Un jour, je tomba sur elle. Mon étoile, comme j'aimais l'appeler. Ma bonne étoile. Mon étoile filante. Celle qui me guidait. En vérité, c'était elle qui m'avait suivi. Fraîchement débarquée à Londres, elle cherchait un endroit où vivre. Et c'est naturellement que je lui proposais de venir vivre dans le groupe. Mais ne vous méprenez pas, je ne l'avais pas fait pour aider mon prochain. Enfin si, bien sûr que je voulais l'aider. Mais.. j'ai eu le coup de foudre. Le vrai de vrai. Celui qu'on ne vit qu'une fois, un truc du genre. Quand je l'ai vu, elle m'est apparue comme une évidence. Elle avait les cheveux comme le soleil. Elle sentait drôlement bon. Et elle avait des yeux qui donnaient envie de se noyer dedans. Elle accepta volontiers, pour mon plus grand plaisir. Enfin, surtout à mon plus grand étonnement. Une fille qui accepte rapidement ce genre de proposition, c'est qu'elle n'avait peut être pas bien le choix. Elle venait de partir de chez elle, tout comme moi je l'avais fait, et nous avions tous les deux nos raisons. C'était peut être ça qui nous avait rapproché autant. Le fait qu'on vive les mêmes choses, au même moment. On pouvait se comprendre parfaitement. A la maison, elle fut très bien accueillie, mais c'était parce que nous avions un code entre nous.
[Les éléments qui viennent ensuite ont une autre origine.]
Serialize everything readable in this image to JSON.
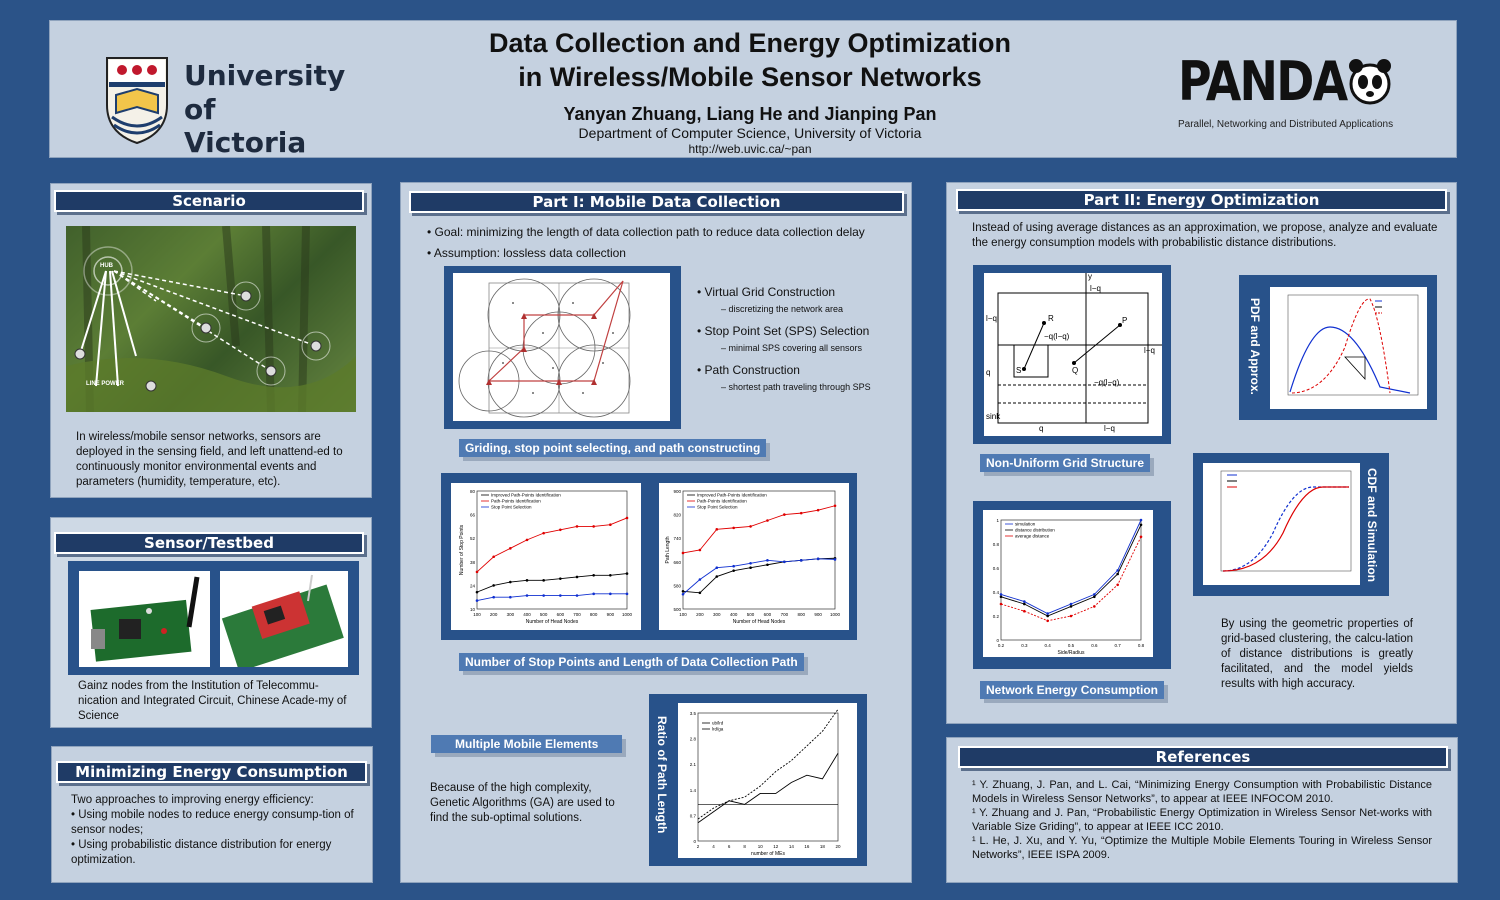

« Les mecs, vous vous souvenez de ce qu'on s'était dit. On ne touche pas aux copines des autres. Je nous ai trouvé une nouvelle colocataire, mais elle est réservée. »
Il n'était pas question qu'un autre tente quoi que ce soit avec elle, c'était clair avec eux depuis le début. J'avais mis mon droit de véto dessus. 4 jours après son arrivée à la maison, nous dormions ensemble. Nous étions ensemble. Nous vivions ensemble. De nouveau, j'avais une femme dans ma vie. Et de nouveau, j'avais une femme qui m'aimait. ENFIN. J'étais aimé. Alors, dès qu'elle eut l'âge légal pour le faire, nous nous sommes mariés, Eva et moi. Pour le meilleur et pour le pire. Quand elle m'a dit oui, j'ai cru que c'était pour le meilleur. J'en étais persuadé parce qu'il ne pouvait pas en être autrement. Et je ne dis pas ça parce que je l'aimais. Je dis cela parce que c'est la femme de ma vie. Notre rencontre ne pouvait pas être le fruit du hasard. Je venais de quitter mon père, elle venait de quitter ses parents, et nos routes se sont croisés. Hasard, ou destin, peu m'importait à vrai dire. Depuis que je l'ai rencontré, nous ne nous étions plus quittés, c'était bien simple.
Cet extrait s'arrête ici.